Die MdE richtet sich nach dem Umfang der sich aus der Beeinträchtigung des körperlichen und geistigen Leistungsvermögens ergebenden verminderten Arbeitsmöglichkeiten auf dem gesamten Gebiet des Erwerbslebens (§ 56 Abs. 2 Satz 1 SGB VII). Um das Vorliegen der MdE beurteilen zu können, ist zunächst zu fragen, ob das aktuelle körperliche oder geistige Leistungsvermögen beeinträchtigt ist. In einem zweiten Schritt ist zu prüfen, ob und in welchem Umfang dadurch die Arbeitsmöglichkeiten der versicherten Person auf dem gesamten Gebiet des Erwerbslebens vermindert werden. Entscheidend ist, in welchem Ausmaß Versicherte durch die Folgen des Versicherungsfalls in ihrer Fähigkeit gehindert sind, zuvor offenstehende Arbeitsmöglichkeiten zu ergreifen (Schönberger/Mehrtens/Valentin, Arbeitsunfall und Berufskrankheit, 9. Aufl. 2017, S. 123). Die Bemessung des Grades der MdE erfolgt als Tatsachenfeststellung des Gerichts, die dieses gemäß § 128 Abs. 1 Satz 1 SGG nach seiner freien, aus dem Gesamtergebnis des Verfahrens gewonnenen Überzeugung trifft (BSG, Urteil vom 18. Januar 2011 - B 2 U 5/10 R -, juris, Rz. 16 m. w. N.). Die zur Bemessung der MdE in Rechtsprechung und Schrifttum herausgearbeiteten Erfahrungssätze sind dabei zu beachten. Sie sind zwar nicht für die Entscheidung im Einzelfall bindend, bilden aber die Grundlage für eine gleiche und gerechte Bewertung der MdE in zahlreichen Parallelfällen der täglichen Praxis und unterliegen ständigem Wandel (BSG, Urteil vom 22. Juni 2004 - B 2 U 14/03 R -, BSGE 93, 63 <65>).

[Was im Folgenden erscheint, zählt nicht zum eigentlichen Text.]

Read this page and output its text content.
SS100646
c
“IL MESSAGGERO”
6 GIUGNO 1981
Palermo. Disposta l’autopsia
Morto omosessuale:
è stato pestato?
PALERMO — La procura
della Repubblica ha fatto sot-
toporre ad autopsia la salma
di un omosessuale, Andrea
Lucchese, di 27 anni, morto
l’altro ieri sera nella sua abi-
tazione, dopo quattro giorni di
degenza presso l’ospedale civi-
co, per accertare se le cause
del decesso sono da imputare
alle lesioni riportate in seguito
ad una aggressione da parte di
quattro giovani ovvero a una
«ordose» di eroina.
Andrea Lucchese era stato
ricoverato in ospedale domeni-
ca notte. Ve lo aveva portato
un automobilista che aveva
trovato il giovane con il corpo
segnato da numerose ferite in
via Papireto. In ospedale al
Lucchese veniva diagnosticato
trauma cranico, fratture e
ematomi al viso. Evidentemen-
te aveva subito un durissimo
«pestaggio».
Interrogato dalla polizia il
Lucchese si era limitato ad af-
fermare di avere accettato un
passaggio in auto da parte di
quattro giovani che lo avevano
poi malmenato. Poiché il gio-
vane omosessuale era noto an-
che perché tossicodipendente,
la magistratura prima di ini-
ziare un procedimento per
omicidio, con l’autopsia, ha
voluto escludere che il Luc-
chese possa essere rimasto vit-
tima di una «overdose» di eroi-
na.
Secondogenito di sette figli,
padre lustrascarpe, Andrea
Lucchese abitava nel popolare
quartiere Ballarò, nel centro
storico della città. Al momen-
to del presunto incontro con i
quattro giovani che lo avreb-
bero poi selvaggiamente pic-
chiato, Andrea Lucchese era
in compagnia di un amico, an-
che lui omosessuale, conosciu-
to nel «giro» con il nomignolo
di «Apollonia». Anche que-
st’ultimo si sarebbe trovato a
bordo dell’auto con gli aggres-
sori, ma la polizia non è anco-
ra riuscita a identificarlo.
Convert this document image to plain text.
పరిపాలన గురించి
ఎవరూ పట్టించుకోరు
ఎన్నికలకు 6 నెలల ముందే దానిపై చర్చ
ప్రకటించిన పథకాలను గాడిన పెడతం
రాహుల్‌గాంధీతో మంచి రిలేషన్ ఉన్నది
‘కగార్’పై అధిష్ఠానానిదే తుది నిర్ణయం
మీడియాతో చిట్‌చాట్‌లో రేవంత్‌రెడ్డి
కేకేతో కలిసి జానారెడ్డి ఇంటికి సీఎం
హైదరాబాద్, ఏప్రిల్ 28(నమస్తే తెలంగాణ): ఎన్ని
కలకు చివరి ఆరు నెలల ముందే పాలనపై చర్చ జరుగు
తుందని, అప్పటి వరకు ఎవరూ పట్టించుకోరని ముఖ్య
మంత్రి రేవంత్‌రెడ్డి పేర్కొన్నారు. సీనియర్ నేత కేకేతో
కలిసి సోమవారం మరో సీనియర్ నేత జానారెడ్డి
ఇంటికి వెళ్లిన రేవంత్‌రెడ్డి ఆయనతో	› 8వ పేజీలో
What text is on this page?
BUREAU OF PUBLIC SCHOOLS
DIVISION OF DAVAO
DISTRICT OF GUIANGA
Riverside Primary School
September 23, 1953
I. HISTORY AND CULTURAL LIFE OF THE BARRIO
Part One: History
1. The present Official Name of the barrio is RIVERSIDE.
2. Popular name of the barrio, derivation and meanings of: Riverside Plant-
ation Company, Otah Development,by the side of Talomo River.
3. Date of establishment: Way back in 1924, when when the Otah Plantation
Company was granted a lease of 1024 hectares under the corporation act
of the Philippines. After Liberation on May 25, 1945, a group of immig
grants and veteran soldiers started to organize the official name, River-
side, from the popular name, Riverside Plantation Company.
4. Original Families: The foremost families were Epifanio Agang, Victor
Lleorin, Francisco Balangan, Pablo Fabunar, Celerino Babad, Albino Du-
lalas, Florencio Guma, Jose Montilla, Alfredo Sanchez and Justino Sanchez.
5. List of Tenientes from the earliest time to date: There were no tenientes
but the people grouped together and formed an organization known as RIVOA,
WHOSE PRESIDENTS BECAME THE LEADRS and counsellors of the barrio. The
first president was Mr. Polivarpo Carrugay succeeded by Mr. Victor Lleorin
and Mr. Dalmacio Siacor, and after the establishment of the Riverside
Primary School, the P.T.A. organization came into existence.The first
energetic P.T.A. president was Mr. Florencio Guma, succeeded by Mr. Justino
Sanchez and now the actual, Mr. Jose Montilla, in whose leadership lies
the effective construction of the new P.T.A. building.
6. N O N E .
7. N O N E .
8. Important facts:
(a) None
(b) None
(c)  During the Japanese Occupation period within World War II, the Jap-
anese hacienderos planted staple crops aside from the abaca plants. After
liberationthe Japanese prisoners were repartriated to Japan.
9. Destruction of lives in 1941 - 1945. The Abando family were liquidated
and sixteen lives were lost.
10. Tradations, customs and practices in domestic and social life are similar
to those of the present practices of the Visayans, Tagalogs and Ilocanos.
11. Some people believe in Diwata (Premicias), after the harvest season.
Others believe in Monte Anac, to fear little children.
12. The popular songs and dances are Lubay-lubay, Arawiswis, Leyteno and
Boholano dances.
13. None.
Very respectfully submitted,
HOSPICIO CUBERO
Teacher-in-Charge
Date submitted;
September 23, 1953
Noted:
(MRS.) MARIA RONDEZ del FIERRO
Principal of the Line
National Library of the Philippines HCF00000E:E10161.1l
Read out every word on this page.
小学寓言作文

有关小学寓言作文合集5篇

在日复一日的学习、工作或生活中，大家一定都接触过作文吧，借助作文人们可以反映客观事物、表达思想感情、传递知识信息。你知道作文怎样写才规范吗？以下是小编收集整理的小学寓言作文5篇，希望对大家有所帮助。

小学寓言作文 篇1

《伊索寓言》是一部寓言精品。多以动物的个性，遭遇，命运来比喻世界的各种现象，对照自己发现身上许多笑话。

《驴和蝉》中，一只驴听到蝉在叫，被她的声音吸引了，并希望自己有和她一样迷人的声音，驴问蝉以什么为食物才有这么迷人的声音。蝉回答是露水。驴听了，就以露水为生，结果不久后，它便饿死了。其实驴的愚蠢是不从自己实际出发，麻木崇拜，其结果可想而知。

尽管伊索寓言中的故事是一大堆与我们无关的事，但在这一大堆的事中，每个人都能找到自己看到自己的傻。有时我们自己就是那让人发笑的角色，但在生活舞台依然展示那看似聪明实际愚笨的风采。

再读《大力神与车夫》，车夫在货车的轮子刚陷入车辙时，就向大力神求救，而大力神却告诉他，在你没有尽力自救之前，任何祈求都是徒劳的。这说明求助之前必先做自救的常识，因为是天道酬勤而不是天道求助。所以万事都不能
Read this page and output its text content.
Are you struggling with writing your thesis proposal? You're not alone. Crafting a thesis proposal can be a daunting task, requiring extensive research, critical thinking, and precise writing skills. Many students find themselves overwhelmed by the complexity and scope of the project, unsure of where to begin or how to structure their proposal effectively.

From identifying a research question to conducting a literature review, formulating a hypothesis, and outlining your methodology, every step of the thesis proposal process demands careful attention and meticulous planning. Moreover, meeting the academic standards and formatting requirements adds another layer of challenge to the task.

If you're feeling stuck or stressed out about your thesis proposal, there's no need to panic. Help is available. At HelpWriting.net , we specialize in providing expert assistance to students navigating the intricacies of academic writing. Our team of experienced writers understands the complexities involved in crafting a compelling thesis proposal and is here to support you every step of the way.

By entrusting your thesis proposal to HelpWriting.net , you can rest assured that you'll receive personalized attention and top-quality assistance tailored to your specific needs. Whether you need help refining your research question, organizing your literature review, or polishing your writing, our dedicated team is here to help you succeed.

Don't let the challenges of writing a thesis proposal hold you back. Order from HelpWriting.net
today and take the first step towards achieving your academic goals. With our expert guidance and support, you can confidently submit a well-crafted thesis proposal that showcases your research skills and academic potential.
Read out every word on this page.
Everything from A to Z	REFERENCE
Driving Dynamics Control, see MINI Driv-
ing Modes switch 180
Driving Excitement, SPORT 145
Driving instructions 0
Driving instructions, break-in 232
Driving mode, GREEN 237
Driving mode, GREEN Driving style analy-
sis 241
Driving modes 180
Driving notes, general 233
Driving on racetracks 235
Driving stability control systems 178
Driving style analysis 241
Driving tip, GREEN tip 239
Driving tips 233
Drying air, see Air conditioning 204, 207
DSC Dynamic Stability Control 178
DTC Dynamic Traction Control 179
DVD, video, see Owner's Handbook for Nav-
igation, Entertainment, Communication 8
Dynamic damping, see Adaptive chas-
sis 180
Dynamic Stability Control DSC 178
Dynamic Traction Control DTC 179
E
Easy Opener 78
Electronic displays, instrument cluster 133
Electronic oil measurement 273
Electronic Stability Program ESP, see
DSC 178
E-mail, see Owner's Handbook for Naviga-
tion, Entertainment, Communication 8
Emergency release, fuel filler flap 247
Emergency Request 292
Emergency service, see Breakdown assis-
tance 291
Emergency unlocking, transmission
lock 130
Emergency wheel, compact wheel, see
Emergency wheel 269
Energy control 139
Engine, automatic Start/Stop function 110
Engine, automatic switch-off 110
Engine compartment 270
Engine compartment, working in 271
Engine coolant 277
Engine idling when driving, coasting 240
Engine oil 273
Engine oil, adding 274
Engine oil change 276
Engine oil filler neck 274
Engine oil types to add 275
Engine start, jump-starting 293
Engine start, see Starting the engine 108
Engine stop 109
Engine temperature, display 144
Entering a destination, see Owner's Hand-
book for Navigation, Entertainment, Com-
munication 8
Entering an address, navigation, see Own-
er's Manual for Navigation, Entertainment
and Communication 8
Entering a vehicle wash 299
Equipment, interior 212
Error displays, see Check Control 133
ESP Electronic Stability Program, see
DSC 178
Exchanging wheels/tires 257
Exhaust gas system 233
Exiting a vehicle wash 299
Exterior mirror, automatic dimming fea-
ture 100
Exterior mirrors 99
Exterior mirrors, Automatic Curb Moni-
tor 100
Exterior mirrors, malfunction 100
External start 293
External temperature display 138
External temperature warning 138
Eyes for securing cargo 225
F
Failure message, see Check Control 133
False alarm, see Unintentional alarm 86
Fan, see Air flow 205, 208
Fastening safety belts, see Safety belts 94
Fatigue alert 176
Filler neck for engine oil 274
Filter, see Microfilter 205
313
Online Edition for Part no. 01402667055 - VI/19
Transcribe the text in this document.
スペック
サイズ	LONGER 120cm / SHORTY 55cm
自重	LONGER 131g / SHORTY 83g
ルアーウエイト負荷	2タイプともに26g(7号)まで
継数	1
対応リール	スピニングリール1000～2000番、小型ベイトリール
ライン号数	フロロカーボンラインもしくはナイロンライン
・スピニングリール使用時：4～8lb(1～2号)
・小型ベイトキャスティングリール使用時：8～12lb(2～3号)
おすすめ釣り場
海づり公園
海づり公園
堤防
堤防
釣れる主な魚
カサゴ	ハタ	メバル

Die Einschätzung der MdE setzt voraus, dass der Arbeitsunfall beim Kläger eine Beeinträchtigung des Leistungsvermögens hervorgerufen hat, entweder durch einen unfallbedingten Gesundheitserst- oder einen damit im Ursachenzusammenhang stehenden Gesundheitsfolgeschaden.

Das Bestehen einer Beeinträchtigung des körperlichen und geistigen Leistungsvermögens muss ausgehend von konkreten Funktionseinbußen beurteilt werden. Soweit die MdE sich nicht ausnahmsweise unmittelbar aus den Unfallfolgen erschließt, bilden festgestellte und eindeutig nach gängigen Diagnosesystemen (z. B. ICD-10, DSM-IV) konkret zu bezeichnende Krankheiten (vgl. BSG, Urteile vom 9. Mai 2006 - B 2 U 1/05 R -, BSGE 96, 196 <203> und vom 15. Mai 2012 - B 2 U 31/11 R -, juris, Rz. 18; Urteile des Senats vom 26. November 2015 - L 6 U 50/15 -, juris, Rz. 48 m. w. N. und vom 17. März 2016 - L 6 U 4796/13 -, juris, Rz. 37) die Tatsachengrundlage, von der ausgehend die Beeinträchtigung des körperlichen oder seelischen Leistungsvermögens auf dem Gebiet des gesamten Erwerbslebens zu beurteilen ist (BSG, Urteil vom 18. Januar 2011 - B 2 U 5/10 R -, juris, Rz. 17 m. w. N.).

Bei der Klägerin waren im Juli 2015 sämtliche Unfallfolgen ausgeheilt, sodass ihre Erwerbsfähigkeit infolge des Arbeitsunfalls vom 29. Januar 2015 nicht über die 26. Woche nach dem Versicherungsfall hinaus überhaupt gemindert war, was auch Dr. K. und Dr. G. aus medizinischer Sicht annahmen. Ein Anspruch auf eine Verletztenrente besteht demnach nicht.

Nach alledem war die Berufung der Klägerin zurückzuweisen.

Die Kostenentscheidung beruht auf § 193 SGG.

Die Revision war nicht zuzulassen, da die Voraussetzungen des § 160 Abs. 2 SGG nicht vorliegen.